Ante esta situación de violencia en el mundo escolar, es fundamental repensar el sistema escolar entero. No basta con que el ministerio de Educación provea más acceso a la salud mental para el alumnado (y ahora el profesorado) o inyecte más dinero al sistema público, triste y violentamente ignorado hasta por la élite universitaria. Sin una noción de escuela que nos forme como sujetos, sin una idea de lo que significa hoy ser sujeto, sin una reflexión que implique a todas las rectorías y direcciones de todos los colegios, públicos y privados, la situación de la educación quedará estancada; la violencia en el mundo escolar seguirá apoderándose de niños y niñas que no tienen cómo defenderse ni cómo construirse; las clases privilegiadas vivirán cada vez más apartadas a fin de huir de la violencia (sin pensar en la suya) y, de manera general, seguiremos buscando médicos donde lo que necesitamos no es solo calmar una angustia sino un mundo para construirnos y pensarnos: un mundo para ser sujetos.
La situación completa de la educación en Chile, segregada, complaciente, violenta a su vez porque nadie está teniendo el derecho a una educación que forme sujetos, que les permita cuestionar sus estructuras, y no solamente ser seres de buena conducta y bien instruidos, no permite construir tal mundo.
Para abordar la violencia en el mundo escolar, es fundamental considerarla como un problema de la época, total, y no como una enfermedad local. Es necesario por ende crear estructuras institucionales que atiendan en conjunto este problema, e ir más allá de la división entre lo público y lo privado, más allá del orden que por el momento configura nuestra sociedad y su lenguaje. Es fundamental que este problema político sea común y que en los cuatros años de esta administración sea todo el sistema educativo el que se modifique, no sólo el presupuesto, y no solo la escolaridad pública. Hay modi operandi de todos los colegios que han de ser revisados; hay criterios de acogidas que todos los colegios debieran cumplir, como un esfuerzo a plantearse en conjunto. Un ministerio de Educación ha de encontrar palabras para que los colegios, sus niñas y niños, no estén abandonados a su suerte. Esto ocurre cuando los colegios públicos remiten al azar para determinar quiénes los integrarán, mientras los privados realizan una selección a los tres años de edad: en ambos casos la niñez y su derecho a una escolaridad y a una acogida incondicional están negados. Hemos de encontrar palabras nuevas para pensar la escolaridad, para que esta sea un proyecto que construyamos como sociedad y para modificar juntos las coordenadas desde la cual opera la violencia.

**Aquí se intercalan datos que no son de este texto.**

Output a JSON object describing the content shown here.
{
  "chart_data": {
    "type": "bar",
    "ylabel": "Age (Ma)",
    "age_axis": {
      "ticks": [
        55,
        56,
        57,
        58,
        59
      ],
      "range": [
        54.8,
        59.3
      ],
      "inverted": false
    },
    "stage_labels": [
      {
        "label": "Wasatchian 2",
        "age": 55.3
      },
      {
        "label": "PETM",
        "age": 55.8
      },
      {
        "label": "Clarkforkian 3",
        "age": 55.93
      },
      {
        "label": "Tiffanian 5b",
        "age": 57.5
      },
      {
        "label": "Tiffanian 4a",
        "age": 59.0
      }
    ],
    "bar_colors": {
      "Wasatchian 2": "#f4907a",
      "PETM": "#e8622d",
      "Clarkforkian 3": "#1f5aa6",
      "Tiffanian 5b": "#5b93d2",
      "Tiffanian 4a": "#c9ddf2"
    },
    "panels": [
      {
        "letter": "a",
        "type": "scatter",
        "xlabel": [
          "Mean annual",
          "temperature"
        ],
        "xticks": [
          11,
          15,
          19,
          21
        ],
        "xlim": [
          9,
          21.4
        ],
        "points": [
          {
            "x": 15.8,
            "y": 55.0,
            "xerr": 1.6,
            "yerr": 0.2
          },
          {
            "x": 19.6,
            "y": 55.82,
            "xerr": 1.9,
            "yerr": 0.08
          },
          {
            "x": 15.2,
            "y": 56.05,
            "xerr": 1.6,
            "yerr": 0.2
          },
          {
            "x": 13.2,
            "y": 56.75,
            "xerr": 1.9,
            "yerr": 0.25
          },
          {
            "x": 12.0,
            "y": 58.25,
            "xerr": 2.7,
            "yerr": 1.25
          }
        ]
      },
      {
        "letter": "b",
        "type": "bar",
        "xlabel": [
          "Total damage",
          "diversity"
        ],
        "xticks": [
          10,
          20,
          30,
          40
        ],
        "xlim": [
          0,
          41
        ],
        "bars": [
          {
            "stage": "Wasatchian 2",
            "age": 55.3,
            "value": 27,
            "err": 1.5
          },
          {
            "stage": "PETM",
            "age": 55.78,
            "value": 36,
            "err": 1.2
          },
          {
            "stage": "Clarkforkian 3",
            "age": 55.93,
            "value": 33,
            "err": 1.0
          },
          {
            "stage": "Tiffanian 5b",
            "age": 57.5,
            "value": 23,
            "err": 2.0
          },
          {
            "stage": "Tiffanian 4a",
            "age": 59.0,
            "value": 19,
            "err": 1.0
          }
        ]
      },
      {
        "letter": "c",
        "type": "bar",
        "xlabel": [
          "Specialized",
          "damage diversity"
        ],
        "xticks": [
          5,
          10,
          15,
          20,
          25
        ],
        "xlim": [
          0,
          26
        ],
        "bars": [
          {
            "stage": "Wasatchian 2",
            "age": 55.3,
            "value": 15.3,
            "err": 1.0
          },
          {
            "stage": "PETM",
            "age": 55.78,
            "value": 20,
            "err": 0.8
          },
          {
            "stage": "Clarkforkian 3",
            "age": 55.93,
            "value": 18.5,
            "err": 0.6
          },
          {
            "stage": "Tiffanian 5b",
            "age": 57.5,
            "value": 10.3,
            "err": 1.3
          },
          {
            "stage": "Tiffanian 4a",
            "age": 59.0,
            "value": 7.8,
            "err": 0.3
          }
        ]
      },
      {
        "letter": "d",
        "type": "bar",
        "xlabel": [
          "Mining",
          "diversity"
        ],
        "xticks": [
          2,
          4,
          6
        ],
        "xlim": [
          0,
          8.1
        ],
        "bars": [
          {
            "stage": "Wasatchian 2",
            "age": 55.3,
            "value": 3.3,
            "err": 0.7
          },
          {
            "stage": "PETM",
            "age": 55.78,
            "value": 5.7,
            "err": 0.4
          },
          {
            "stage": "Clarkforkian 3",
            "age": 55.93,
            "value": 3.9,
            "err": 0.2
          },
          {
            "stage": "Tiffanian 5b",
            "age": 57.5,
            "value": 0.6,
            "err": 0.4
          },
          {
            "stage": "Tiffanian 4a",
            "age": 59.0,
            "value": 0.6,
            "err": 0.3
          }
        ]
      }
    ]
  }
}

La violencia no es la degradación de un orden; es la búsqueda de su apropiación. La violencia puede ser interrumpida solo cuando el orden del que pretende apropiarse se modifica, escapando de su propia lógica. Por esto es necesario reflexionar y modificar las lógicas, los lenguajes, las configuraciones de sentido que hasta el momento han configurado el campo escolar.
Donde la violencia se apodera de niñas y niños, donde entonces la infancia es hasta ese punto desprovista de infancia, urge hacernos la pregunta sobre quiénes son nuestros enemigos (¿niños y niñas o nosotros mismos, incapaces de modificar las coordenadas de nuestro mundo?), y cómo enfretaremos un problema tan doloroso. Cuando perdemos los adultos que nos amparan, tenemos que crecer y encontrar en nosotros lo que podemos dar. Cuando perdemos la infancia, es cuando toda una sociedad puede trasformarse en bestia, es decir, en una totalidad violenta.